Productivity and Goofing Off
Lately I’ve found myself in one of those periods — perhaps we might refer to it as “my forties” — in which I’m so overwhelmed with the details involved in just keeping up with the most immediate and pressing tasks ahead of me that not only have I not gotten to do any writing, I’ve barely even found the space to contemplate the possibility of what might write if I had the time.
This makes me profoundly sad.
It’s not just about feeling too busy — it’s about the busy making me feel unfocused and unproductive. As though the big picture is slipping away in the masses of tasks that take up the work day and bleed over into evenings and weekends. And days off: not too many weeks ago, I’d made a pact with a friend to observe the oddity of the Presidents’ Day holiday by really making it a day off, celebrating by lying around reading a novel. Instead, I spent the day catching up on the many work and para-work tasks that just cannot be gotten through in the office. I got a lot done. I couldn’t tell you what, but it was a lot. It was kinda great, and kinda awful.
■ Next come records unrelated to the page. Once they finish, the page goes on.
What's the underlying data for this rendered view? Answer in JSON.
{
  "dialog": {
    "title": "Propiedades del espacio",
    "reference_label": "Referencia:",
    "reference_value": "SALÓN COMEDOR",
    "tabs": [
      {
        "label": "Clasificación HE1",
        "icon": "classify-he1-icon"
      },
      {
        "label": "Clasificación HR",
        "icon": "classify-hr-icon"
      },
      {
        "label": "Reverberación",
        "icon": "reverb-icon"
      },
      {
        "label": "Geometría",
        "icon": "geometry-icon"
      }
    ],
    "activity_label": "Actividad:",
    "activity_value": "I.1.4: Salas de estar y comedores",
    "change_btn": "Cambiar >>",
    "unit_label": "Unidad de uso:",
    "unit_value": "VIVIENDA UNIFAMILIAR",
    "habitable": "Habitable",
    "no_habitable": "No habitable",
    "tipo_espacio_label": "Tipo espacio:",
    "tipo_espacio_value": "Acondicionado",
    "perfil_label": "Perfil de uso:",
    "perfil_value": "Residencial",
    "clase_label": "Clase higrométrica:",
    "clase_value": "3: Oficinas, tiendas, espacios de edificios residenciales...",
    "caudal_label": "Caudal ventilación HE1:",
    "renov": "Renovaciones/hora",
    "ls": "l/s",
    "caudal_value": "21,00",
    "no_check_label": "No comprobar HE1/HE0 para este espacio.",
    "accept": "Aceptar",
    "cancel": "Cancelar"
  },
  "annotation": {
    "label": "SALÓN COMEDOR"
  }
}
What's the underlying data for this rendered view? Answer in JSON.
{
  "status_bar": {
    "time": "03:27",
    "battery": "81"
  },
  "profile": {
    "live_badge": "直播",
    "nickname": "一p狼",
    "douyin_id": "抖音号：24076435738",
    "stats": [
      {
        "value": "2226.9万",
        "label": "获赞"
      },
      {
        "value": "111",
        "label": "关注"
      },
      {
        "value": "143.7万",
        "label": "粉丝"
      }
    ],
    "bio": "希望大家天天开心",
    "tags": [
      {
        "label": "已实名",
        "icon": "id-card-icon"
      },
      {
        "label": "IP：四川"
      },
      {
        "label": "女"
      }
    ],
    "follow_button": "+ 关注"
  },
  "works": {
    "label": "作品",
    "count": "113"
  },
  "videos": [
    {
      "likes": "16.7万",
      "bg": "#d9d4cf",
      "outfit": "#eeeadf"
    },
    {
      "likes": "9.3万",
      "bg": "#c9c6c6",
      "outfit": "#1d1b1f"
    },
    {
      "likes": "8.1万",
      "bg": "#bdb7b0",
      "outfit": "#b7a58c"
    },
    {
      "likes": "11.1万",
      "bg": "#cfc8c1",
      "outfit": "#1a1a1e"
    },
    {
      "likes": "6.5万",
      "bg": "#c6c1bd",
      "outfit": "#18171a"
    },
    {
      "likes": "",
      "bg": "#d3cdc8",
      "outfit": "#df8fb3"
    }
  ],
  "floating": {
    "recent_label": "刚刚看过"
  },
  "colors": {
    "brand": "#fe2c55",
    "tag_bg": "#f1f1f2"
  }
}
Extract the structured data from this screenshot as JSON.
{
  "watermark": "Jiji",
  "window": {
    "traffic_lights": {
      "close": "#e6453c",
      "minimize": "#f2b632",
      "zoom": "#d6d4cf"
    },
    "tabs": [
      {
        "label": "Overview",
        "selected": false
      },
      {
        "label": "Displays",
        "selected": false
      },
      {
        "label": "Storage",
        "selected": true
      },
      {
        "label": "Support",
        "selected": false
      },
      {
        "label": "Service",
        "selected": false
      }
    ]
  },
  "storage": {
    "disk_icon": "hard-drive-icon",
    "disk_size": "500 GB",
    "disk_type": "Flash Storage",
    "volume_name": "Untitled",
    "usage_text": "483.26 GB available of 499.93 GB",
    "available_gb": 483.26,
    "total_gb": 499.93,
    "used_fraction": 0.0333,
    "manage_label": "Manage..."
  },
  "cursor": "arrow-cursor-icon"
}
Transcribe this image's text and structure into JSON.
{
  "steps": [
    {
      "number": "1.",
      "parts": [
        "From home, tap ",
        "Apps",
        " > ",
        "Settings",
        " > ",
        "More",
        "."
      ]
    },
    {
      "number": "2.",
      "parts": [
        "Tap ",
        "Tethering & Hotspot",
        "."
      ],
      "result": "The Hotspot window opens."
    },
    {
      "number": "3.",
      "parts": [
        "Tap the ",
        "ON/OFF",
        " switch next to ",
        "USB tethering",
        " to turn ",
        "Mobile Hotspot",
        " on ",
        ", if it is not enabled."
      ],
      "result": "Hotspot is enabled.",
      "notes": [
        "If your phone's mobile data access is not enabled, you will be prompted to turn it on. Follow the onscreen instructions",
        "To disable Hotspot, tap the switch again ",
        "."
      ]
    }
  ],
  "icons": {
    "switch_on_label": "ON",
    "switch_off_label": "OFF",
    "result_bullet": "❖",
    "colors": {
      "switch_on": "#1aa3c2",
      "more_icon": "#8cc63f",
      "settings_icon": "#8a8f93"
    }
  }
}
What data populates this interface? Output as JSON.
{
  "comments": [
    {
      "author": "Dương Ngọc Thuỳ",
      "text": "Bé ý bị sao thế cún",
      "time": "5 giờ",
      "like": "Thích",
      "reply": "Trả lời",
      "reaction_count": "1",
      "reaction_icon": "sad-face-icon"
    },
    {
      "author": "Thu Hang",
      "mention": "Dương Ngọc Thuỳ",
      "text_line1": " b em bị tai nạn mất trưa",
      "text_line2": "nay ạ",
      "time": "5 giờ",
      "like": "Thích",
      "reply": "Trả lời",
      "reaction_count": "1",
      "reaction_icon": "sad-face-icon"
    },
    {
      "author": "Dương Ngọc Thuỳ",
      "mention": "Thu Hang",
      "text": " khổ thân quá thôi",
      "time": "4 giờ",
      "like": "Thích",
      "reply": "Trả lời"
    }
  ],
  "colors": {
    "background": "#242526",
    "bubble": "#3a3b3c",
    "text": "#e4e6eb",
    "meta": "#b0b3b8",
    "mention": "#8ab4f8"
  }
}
Another friend recently noted that I’ve come to refer to my plans to take a genuine day off by saying “I’m going to lie around and read a novel.” And as a professor of literature, at least in my not-too-distant past, I’ve got to marvel a bit at the association I’ve managed to build between novel-reading and leisure. Sloth, even: it’s not just reading, it’s lying around reading.
At some point, probably right about when I stopped teaching literature classes, the prior association I’d had between reading fiction and work began to fade. Reading fiction became play again, the way it had been when I was a kid. In part, the sense of fun in reading came back because I let it — I gave myself permission to read whatever I wanted, without any pressure to make use of what I was reading by either teaching it or writing about it. Without any pressure for the reading itself to be important. It was just about pleasure.
What happened shouldn’t come as much of a shock: I started reading more.
I’m looking now for a way to return that sense of play to my writing, to lessen the pressures that my preconceived notions of productivity have placed on it. I want writing to become a retreat from work again, rather than being all about work. I want it to be the thing I can’t wait to escape back into.
In order for that to happen, I think I’ve got to give myself a similar permission not to take it quite so seriously. What might be possible if I didn’t feel the pressure for my writing to be of use — if I didn’t need for it to be important? What if I could let my writing be just about pleasure?
Can I build an association between writing and goofing off?
Can a day spent sitting around writing come to feel like a holiday?